In “The Heart of Whiteness,” Dr. Jensen offers the following as a more truthful introduction to his upbringing:
“I was born in a small city in North Dakota, to white parents in the lower middle class who eventually scratched their way to a comfortable middle class life through hard work. The city I grew up in was almost all white. It was white because the indigenous population that once lived there was either exterminated or pushed onto reservations.I was educated in a well-funded and virtually all-white school system, where I was taught a variety of skills, including how to take standardized tests written by and for white people.

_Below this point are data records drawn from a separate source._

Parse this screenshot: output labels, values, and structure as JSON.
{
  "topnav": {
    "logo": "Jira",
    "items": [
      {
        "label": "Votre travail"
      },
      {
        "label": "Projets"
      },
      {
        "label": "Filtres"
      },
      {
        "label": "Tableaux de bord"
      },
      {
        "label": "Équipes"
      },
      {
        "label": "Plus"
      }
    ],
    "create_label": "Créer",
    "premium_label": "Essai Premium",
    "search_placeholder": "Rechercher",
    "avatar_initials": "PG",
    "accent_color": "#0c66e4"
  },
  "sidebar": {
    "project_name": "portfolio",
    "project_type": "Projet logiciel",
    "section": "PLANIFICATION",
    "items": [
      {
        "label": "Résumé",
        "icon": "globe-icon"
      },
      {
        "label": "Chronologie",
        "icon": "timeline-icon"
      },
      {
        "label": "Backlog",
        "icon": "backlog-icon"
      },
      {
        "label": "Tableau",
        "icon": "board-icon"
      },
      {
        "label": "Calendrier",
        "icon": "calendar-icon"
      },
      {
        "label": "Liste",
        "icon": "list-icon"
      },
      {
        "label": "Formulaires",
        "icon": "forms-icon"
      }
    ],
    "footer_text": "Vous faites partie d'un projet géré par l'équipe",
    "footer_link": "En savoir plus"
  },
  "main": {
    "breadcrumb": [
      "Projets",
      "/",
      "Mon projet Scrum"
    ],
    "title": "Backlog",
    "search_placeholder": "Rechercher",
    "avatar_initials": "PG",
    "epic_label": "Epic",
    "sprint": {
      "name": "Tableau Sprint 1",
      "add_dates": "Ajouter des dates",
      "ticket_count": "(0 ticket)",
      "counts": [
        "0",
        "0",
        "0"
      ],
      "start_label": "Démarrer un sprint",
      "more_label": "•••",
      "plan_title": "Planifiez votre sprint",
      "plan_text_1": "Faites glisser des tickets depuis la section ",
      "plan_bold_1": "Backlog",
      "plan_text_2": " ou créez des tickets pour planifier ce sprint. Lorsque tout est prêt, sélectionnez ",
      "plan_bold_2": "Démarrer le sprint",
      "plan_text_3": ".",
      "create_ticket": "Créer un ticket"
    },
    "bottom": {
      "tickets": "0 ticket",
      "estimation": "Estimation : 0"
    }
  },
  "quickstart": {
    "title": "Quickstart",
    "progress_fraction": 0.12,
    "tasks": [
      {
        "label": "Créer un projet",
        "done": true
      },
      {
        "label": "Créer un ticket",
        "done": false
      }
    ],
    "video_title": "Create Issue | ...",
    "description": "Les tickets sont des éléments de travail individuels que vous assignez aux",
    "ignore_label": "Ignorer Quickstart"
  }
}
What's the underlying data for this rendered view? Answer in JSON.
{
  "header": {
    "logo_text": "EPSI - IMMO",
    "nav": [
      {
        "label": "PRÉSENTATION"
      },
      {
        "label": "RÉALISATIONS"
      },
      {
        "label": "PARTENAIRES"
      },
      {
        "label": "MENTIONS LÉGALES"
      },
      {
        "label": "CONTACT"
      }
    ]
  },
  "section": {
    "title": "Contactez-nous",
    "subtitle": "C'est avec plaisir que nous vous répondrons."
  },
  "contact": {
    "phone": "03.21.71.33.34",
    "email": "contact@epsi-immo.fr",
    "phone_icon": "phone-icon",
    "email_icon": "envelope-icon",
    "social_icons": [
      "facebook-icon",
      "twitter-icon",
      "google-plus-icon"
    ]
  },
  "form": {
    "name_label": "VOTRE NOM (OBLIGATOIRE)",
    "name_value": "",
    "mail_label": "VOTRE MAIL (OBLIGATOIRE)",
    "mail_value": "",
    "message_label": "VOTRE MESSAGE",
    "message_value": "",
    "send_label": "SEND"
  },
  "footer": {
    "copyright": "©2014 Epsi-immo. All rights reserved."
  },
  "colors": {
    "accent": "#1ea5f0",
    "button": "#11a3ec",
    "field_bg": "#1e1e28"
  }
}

In those schools my accomplishments were applauded and could be seen as part of a long line of accomplishments of people who looked like me. I mostly studied the history of people who looked like me.
“I worked in part-time and summer jobs for which I was hired by other white people. I went to college in mostly white institutions. I had mostly white professors. I graduated and got jobs. In every job I have ever had, I was interviewed by a white person. Every boss I have ever had (until my current supervisor, who was hired three years ago) has been white.I have made many mistakes in my life. But to the best of my knowledge, when I screwed up in my school or work life, no one has ever suggested that my failures were in any way connected to my being white.”
Dr. Jensen joined the UT faculty in 1992 after completing his Ph.D. in media law and ethics in the School of Journalism and Mass Communication at the University of Minnesota. Prior to his academic career, he worked as a professional journalist for a decade. He teaches graduate and undergraduate courses in media law, ethics and politics. Dr. Jensen also is director of the Senior Fellows Program, the honors program of the UT College of Communication.
In his research, Dr. Jensen addresses questions of race through a critique of white privilege and institutionalized racism. In addition to teaching and research, Dr. Jensen writes for popular media, both alternative and mainstream. His opinion and analytic pieces on such subjects as foreign policy, politics, and race have appeared in papers, magazines and numerous online publications around the country.
Dr. Jensen also is the author of “Citizens of the Empire: The Struggle to Claim Our Humanity” (City Lights, 2004); and “Writing Dissent: Taking Radical Ideas from the Margins to the Mainstream” (Peter Lang, 2002); co-author with Gail Dines and Ann Russo of “Pornography: The Production and Consumption of Inequality” (Routledge, 1998); and co-editor with David S. Allen of “Freeing the First Amendment: Critical Perspectives on Freedom of Expression” (New York University Press, 1995).